SUMBERSARI, RADARJEMBER.ID- Hari Santri Nasional (HSN) berlangsung sebentar lagi. Pada Jumat 22 Oktober nanti, hari bersejarah tersebut diperingati untuk kali ketujuh, setelah ditetapkan pada tahun 2015 lalu oleh Presiden Joko Widodo. Seiring dengan itu, Dewan Pimpinan Cabang (DPC) Partai Kebangkitan Bangsa (PKB) Kabupaten Jember memandang, sejauh ini peringatan HSN di Jember masih terkesan seremonial saja. Belum menyentuh esensi pemberdayaan, pendidikan, serta perekonomian dunia pesantren.
Pada kepemimpinan Bupati Jember Hendy Siswanto dan M Balya Firjaun Barlaman, Ayub menyatakan, efeknya memang belum bisa dirasakan. Sebab, peringatan HSN belum pernah terjadi pada rezim saat ini. “Bagaimana mau mengurus Perda Santri? Wong sejak menjabat saja bupati dan wabup disibukkan dengan urusan APBD. Belum lagi tatanan birokrasinya,” kata Ayub.

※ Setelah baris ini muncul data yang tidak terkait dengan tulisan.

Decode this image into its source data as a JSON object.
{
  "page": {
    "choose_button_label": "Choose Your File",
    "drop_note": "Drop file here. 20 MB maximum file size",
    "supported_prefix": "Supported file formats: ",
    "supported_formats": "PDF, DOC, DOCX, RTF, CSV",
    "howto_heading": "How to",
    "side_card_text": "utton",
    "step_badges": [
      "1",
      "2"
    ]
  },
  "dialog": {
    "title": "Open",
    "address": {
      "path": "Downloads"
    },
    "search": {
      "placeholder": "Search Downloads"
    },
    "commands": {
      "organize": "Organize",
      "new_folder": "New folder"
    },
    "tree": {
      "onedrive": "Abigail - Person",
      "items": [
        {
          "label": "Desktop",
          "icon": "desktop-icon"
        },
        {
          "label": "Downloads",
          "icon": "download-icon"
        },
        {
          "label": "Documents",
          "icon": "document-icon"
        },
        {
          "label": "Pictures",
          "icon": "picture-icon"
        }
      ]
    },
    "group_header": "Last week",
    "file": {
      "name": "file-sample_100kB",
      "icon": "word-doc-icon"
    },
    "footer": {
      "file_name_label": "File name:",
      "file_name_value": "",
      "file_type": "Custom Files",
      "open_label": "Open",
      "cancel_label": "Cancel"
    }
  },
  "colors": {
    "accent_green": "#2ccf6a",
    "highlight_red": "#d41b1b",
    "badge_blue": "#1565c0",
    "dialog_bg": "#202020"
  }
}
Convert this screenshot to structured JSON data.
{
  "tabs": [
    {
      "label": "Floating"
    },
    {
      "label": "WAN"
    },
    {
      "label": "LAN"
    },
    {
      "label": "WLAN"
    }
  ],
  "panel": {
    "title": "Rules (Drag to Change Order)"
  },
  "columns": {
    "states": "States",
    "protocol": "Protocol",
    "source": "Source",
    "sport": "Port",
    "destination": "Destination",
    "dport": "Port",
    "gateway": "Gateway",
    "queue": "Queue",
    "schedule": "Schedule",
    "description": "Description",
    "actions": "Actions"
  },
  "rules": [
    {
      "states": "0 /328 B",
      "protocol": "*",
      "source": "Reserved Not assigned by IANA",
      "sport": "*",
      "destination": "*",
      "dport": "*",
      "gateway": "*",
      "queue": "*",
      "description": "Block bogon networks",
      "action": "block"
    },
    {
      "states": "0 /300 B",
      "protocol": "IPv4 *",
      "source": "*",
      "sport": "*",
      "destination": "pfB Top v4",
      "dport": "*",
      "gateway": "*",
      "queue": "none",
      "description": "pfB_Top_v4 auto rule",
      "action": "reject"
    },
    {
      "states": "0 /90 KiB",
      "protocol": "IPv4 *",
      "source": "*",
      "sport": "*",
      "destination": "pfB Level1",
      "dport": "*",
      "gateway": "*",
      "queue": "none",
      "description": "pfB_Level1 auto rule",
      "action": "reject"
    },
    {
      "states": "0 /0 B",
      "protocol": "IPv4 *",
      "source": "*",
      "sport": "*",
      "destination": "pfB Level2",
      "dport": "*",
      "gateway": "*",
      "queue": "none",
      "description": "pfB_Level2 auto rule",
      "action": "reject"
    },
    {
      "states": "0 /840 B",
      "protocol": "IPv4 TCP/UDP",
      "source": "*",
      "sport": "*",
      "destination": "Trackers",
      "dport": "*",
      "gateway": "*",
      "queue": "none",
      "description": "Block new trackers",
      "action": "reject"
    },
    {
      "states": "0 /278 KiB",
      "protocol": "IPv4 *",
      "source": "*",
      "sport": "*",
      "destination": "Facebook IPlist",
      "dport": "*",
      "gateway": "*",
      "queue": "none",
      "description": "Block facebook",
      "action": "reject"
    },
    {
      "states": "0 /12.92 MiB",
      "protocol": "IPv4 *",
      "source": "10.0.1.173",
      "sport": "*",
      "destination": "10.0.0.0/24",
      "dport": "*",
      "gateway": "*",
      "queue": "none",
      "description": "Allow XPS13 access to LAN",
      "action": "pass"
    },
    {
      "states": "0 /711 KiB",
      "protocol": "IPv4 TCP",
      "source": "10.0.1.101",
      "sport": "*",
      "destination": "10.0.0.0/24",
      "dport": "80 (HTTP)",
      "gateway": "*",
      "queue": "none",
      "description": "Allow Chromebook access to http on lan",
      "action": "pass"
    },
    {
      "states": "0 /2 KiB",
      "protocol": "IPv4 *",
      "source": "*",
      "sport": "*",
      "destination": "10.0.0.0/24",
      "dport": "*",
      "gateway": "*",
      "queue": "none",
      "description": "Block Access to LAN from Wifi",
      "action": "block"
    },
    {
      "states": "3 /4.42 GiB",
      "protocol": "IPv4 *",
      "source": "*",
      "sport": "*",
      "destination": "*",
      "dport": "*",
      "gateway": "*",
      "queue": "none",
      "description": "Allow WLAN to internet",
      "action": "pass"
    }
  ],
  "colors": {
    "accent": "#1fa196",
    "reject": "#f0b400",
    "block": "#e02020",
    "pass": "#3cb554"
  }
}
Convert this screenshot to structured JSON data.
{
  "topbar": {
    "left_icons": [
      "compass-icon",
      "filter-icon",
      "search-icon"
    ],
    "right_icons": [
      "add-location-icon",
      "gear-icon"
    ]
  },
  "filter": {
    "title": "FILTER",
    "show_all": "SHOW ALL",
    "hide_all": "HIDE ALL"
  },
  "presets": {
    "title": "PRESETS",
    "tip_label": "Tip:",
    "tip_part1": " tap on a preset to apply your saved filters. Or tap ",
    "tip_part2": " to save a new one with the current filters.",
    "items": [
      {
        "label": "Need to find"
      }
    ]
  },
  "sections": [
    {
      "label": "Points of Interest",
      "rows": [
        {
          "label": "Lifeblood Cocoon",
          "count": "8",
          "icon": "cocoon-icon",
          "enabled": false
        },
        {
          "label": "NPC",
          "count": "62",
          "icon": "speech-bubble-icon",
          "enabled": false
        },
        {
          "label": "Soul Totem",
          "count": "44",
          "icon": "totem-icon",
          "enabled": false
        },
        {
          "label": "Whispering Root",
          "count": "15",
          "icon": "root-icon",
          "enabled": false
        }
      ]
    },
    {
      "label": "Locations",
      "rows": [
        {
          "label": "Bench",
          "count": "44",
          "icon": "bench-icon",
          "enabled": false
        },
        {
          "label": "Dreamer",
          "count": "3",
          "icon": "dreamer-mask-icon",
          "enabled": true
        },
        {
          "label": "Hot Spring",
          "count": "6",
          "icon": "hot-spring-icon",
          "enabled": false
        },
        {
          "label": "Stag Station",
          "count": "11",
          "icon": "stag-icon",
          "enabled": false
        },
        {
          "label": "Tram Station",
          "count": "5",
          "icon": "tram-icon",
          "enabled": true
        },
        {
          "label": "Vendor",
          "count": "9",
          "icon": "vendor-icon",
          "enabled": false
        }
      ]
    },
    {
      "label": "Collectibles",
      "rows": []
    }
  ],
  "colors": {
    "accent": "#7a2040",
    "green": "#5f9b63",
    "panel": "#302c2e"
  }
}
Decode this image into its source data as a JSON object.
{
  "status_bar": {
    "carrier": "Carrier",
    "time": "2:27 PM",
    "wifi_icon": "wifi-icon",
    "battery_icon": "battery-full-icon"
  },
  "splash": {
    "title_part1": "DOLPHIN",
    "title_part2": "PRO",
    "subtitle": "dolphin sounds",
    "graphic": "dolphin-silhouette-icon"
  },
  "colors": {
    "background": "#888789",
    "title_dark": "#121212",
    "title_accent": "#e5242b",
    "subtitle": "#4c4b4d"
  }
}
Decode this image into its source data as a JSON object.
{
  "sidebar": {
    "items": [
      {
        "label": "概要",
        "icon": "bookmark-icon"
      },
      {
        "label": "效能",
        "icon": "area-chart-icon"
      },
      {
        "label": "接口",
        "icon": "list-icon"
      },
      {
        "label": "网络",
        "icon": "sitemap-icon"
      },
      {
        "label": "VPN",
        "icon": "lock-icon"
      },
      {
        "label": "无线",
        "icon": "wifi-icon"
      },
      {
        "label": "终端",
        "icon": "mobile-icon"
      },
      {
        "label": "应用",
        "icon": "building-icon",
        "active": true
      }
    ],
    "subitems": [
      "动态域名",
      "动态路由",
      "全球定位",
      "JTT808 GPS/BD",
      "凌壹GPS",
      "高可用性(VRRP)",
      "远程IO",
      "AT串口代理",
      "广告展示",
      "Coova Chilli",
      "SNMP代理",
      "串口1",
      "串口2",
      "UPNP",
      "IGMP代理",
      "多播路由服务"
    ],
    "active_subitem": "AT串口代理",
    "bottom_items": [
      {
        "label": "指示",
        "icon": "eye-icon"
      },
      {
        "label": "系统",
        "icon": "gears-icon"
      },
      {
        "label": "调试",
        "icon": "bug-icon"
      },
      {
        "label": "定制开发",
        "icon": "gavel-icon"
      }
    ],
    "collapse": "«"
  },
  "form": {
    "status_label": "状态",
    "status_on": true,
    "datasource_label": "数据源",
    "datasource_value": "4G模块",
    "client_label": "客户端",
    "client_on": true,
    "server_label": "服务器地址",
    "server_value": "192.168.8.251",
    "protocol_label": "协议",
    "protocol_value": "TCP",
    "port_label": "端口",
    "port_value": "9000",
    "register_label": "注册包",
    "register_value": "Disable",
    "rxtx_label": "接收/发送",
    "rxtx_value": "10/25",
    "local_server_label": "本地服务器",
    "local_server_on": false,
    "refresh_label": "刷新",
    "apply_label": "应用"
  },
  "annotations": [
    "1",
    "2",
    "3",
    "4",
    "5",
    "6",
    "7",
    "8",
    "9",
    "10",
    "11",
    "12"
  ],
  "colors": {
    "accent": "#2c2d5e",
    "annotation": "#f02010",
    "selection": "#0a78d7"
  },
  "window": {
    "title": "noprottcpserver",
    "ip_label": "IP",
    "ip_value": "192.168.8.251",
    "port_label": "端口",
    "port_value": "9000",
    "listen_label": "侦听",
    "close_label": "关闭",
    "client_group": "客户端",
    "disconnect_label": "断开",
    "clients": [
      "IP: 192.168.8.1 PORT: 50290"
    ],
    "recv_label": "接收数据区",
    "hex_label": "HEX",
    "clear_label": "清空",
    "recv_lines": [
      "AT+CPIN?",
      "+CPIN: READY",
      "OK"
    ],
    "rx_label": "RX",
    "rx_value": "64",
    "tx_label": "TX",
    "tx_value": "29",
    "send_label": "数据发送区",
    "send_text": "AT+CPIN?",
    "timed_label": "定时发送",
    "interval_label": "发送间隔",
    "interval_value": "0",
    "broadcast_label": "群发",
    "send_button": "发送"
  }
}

Dalam APBD atau PABPB Jember 2021, program untuk pesantren memang sebagian ada yang masuk. Misalnya, pengembangan dan penguatan ekonomi pesantren, serta pembangunan infrastruktur sanitasi di pondok pesantren. Namun, secara teknis pemberdayaan itu belum sepenuhnya dapat dirasakan karena masih baru. “Dalam peringatan HSN ini, program itu diperlukan. Akan tetapi, kami mengharapkan agar ada kebijakan yang mengikat dengan pesantren,” ulas pria yang akrab dipanggil Cak Ayub tersebut.
Program pemberdayaan atau semacam bantuan memang dibutuhkan pondok pesantren. Namun demikian, PKB menilai, perlu ada terobosan karena pada rezim sebelumnya produktivitas mengenai Program Legislasi Daerah (Prolegda) cukup rendah. “Jangankan berpikir untuk membuat Perda Pesantren, Perda APBD saja dua kali pakai perkada. Sekarang, Perda Pesantren ini yang dibutuhkan kalangan santri, karena hal itu merupakan kebijakan yang mengikat. Siapa pun nanti yang akan menjadi pemimpin di Jember ke depan, akan terikat dengan perda itu,” jelasnya.
Cak Ayub menyebut, selama 76 tahun, peran kaum santri seperti menghilang atau dihilangkan. Padahal, pertempuran di Surabaya, yang ditandai dengan Hari Pahlawan 10 November, ada peran santri di dalamnya. “Tanggal 10 November itu tidak bisa lepas dari Resolusi Jihad 22 Oktober yang dikeluarkan Hadrotus Syekh KH Hasyim Asyari,” sebutnya.
Bukan hanya itu, cikal bakal Tentara Nasional Indonesia (TNI) juga lahir dari Badan Keamanan Rakyat (BKR). Dan di dalam BKR tersebut ada Laskar Hizbullah yang itu berasal dari kalangan kiai dan santri. “Dengan demikian, pesantren juga perlu dilindungi dan diberdayakan dengan produk hukum yang mengikat,” ungkapnya.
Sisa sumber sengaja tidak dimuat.